To his credit, Roberts did ask Schakowsky about the criticism from conservatives that it was improper for the National Park Service to allow a political demonstration on the National Mall, which was supposedly closed to the public, when it's keeping Americans from enjoying open-air war memorials in the District of Columbia:
What do you say about the critics that charge that the Obama Administration allowed the immigration rally to take place on the National Mall, that's a national park, just a week after veterans have been impacted, not being able to go and visit their national memorials.

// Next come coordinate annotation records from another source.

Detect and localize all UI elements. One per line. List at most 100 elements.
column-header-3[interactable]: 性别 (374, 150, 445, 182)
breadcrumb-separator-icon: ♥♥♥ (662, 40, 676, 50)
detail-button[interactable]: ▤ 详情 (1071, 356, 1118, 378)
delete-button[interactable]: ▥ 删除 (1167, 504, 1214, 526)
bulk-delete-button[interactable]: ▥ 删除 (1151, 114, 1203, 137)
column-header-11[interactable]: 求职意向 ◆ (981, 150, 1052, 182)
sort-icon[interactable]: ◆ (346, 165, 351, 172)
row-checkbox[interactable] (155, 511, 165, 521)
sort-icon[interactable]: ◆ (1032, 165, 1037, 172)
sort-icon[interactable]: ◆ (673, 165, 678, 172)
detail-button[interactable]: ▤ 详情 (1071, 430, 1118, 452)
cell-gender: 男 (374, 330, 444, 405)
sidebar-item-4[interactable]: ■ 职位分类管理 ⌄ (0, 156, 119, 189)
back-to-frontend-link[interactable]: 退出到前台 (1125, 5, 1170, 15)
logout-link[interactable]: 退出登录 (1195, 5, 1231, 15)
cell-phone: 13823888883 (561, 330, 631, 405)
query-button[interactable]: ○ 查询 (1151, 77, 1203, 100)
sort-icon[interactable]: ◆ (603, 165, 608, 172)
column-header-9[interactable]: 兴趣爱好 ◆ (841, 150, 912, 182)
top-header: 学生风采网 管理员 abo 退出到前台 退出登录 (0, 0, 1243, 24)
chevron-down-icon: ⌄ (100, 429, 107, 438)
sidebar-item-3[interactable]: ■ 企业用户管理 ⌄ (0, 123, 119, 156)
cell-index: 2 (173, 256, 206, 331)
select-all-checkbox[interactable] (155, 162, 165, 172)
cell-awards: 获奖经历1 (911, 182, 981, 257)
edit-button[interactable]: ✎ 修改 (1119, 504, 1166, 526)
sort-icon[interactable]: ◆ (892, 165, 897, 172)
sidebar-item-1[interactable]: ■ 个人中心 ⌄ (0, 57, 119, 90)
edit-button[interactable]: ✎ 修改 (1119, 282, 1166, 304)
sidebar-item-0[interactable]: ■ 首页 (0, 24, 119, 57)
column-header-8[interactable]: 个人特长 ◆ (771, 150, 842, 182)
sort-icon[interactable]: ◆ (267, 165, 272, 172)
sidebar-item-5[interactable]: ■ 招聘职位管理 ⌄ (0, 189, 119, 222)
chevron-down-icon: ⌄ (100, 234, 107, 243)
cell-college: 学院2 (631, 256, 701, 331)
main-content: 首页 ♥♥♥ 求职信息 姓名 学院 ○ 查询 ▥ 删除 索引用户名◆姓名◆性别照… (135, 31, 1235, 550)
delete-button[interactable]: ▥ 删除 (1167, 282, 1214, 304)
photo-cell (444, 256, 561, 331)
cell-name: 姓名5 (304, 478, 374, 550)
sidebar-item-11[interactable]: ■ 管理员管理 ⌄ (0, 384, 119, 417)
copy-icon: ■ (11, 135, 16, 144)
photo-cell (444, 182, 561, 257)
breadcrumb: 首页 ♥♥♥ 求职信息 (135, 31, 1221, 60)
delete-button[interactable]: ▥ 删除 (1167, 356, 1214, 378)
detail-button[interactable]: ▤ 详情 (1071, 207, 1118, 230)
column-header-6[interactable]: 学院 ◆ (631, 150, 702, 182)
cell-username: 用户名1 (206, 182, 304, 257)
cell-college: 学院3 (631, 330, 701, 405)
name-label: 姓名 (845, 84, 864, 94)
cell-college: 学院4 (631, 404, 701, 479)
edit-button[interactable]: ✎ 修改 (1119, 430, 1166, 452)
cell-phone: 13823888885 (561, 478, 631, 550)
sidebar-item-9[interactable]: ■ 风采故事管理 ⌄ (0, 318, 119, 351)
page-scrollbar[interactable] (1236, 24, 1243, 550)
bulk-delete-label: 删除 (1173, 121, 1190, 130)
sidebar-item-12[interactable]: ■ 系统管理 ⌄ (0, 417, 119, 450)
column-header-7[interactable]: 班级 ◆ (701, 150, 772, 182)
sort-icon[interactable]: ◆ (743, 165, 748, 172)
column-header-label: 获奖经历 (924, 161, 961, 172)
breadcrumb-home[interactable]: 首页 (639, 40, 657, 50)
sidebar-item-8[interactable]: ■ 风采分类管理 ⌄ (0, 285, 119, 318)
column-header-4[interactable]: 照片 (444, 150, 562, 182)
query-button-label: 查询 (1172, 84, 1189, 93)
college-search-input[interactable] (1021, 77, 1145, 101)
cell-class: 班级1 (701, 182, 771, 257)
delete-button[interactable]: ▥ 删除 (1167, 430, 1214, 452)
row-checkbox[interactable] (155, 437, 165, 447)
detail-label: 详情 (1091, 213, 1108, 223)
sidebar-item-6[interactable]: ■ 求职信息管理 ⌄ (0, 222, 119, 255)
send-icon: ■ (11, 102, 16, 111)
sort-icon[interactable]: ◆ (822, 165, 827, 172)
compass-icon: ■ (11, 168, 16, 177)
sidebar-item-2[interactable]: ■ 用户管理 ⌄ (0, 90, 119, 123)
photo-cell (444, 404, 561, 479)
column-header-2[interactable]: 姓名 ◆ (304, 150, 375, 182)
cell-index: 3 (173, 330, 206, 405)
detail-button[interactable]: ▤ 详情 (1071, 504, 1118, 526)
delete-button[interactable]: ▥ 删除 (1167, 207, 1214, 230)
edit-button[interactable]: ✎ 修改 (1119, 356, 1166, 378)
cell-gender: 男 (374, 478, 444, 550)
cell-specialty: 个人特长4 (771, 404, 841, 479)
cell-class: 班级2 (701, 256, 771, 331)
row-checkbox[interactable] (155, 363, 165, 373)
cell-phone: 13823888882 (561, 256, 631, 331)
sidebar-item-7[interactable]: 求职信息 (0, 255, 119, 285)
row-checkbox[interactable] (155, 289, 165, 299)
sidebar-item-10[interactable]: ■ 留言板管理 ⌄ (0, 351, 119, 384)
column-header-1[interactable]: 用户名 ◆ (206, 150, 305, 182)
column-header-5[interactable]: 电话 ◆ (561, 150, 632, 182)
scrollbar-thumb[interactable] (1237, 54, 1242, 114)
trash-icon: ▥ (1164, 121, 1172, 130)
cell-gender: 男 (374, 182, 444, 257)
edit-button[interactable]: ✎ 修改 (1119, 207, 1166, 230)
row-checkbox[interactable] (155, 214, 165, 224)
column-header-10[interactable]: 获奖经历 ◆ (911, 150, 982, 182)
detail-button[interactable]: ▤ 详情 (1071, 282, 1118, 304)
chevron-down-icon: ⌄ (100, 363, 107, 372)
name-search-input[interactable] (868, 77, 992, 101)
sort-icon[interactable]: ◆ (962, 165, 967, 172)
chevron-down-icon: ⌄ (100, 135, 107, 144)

Schakowsky answered that the city government of the District of Columbia was picking up the tab for National Mall cleanup, which is true, but she also evaded answering the underlying charge of hypocrisy and political favoritism.

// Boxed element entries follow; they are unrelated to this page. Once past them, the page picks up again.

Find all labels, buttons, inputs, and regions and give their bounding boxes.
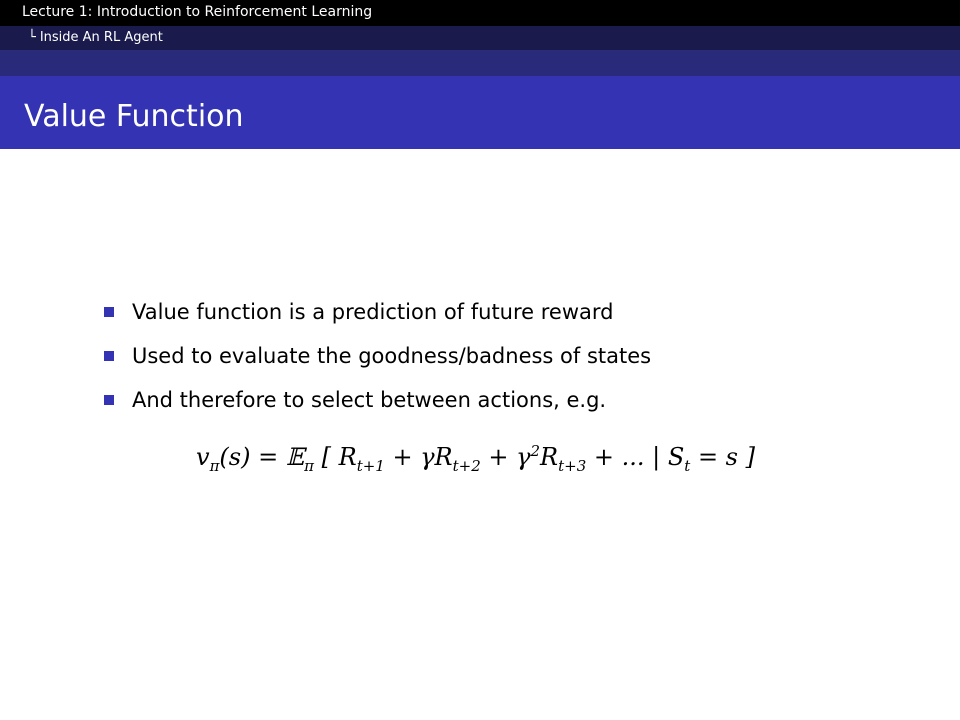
- bullet-text: Used to evaluate the goodness/badness of…: [132, 344, 652, 368]
- breadcrumb: └ Inside An RL Agent: [28, 30, 163, 45]
- bullet-text: Value function is a prediction of future…: [132, 300, 614, 324]
- slide-title-bar: Value Function: [0, 76, 960, 149]
- slide-title: Value Function: [24, 99, 244, 134]
- value-function-formula: vπ(s) = 𝔼π [ Rt+1 + γRt+2 + γ2Rt+3 + ...…: [196, 442, 755, 475]
- list-item: And therefore to select between actions,…: [104, 378, 924, 422]
- bullet-text: And therefore to select between actions,…: [132, 388, 607, 412]
- bullet-icon: [104, 351, 114, 361]
- lecture-title: Lecture 1: Introduction to Reinforcement…: [22, 4, 373, 20]
- section-title: Inside An RL Agent: [39, 30, 163, 45]
- header-band: [0, 50, 960, 76]
- top-header-bar: Lecture 1: Introduction to Reinforcement…: [0, 0, 960, 26]
- tree-branch-icon: └: [28, 30, 36, 45]
- list-item: Value function is a prediction of future…: [104, 290, 924, 334]
- bullet-icon: [104, 395, 114, 405]
- list-item: Used to evaluate the goodness/badness of…: [104, 334, 924, 378]
- section-header-bar: └ Inside An RL Agent: [0, 26, 960, 50]
- bullet-icon: [104, 307, 114, 317]
- bullet-list: Value function is a prediction of future…: [104, 290, 924, 422]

[As CNN reported, the National Park Service insists that the U.S. Park Police were "working at full capacity... to protect life and property." If that's the case, then surely the Park Police are out in sufficient force to protect tourists at the various memorials on national park land in the nation's capital and there's no good reason to close off open-air monuments in Washington.]
Roberts, for his part, failed to press the matter further, electing instead to close with a lighthearted treatment of her arrest by U.S. Capitol Police -- the law enforcement agency charged with protecting the U.S. Capitol complex:
THOMAS ROBERTS, anchor: Explain to all of us the process of a congressperson getting arrested. Do you have bail money in your shoe?

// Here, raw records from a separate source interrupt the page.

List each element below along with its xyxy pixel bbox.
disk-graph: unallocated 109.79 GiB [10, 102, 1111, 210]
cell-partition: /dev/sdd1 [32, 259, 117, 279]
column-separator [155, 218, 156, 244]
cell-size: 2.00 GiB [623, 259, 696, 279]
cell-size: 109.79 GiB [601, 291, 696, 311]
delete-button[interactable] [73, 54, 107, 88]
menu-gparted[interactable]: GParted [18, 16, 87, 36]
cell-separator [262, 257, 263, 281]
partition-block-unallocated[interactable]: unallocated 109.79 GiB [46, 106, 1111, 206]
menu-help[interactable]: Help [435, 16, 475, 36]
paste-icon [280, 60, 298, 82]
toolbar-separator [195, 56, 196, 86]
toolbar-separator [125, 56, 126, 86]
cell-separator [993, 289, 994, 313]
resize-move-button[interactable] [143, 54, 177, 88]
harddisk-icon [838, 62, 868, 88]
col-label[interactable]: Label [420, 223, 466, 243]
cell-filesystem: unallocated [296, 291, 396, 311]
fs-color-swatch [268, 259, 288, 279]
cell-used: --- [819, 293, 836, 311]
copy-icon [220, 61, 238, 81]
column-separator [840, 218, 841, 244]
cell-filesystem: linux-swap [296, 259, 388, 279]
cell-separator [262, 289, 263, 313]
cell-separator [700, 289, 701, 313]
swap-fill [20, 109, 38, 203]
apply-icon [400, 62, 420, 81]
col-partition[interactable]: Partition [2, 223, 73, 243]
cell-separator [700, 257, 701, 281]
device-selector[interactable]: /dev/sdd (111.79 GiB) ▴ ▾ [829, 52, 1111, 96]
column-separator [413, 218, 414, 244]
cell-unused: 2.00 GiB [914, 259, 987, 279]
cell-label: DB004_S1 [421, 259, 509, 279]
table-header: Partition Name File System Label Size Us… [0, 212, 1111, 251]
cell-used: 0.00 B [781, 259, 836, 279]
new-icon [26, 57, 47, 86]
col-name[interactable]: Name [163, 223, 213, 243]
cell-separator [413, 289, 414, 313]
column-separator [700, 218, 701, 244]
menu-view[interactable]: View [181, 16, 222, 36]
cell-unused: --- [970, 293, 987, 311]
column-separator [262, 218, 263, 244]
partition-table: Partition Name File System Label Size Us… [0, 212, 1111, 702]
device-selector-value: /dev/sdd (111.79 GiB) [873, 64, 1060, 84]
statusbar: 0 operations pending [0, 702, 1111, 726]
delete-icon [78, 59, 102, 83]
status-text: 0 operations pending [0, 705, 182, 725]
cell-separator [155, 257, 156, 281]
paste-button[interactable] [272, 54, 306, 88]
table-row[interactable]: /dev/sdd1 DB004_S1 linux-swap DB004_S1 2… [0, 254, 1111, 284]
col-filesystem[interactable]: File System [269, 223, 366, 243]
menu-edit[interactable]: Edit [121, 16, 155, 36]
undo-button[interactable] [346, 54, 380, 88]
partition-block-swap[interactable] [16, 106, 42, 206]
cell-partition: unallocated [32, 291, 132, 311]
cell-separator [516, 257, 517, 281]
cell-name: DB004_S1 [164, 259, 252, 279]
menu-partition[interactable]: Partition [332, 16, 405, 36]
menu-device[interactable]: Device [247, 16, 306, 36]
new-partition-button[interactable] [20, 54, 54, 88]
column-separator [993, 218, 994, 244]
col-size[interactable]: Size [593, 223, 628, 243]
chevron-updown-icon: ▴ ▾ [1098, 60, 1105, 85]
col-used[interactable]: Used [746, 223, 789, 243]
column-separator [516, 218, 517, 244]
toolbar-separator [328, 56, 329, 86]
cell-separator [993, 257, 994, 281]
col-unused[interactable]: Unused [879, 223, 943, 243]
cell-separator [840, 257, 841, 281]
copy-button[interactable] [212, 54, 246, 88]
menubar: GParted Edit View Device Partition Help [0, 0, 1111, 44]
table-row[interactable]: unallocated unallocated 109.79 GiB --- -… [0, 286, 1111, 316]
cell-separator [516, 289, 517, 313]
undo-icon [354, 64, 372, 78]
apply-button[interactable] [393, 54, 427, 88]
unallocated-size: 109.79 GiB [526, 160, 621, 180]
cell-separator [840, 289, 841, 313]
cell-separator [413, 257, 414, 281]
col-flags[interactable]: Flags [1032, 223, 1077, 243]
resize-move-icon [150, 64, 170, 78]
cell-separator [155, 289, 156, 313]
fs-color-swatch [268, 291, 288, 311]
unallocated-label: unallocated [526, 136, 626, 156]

Rep. SCHAKOWSKY: Well, I had it in my pocket. You do have to have your $50 ready to go. But you know, I joined people for whom this was a serious commitment. Out of the maybe 20,000 people, as you said, over 150 were arrested, showing a willingness to commit civil disobedience in order to draw attention to the need for a vote. It's really that simple. Call the vote, let the Congress have its will. Let the republican leader call the vote just like we want for the shutdown, for immigration reform. We think both would pass.
ROBERTS: Well, it's good that your rap sheet is getting longer for a great cause. Congresswoman Jan Schakowsky. Thanks so much for being here today, and I'd like to know the secrets to know about where you're keeping your bail money. You know, I would keep it in my shoe.
SCHAKOWSKY: Right in your pocket.
ROBERTS: Right in your pocket, that's a good place just as well. Thanks so much, I do appreciate your time.
Moments later, passing the baton on to lunchtime anchor Alex Wagner, Roberts kept prattling about how he'd keep bail money in his shoe in case of arrest at a left-wing protest:
ROBERTS: Now with Alex Wagner is coming up next. So Alex, I would definitely go bail money in the shoe. I have a tendency to lose things out of my pocket.
ALEX WAGNER: At this point, I'm ready to hide my money under my mattress, [given] where we're headed on October 20 [with the debt ceiling deadline].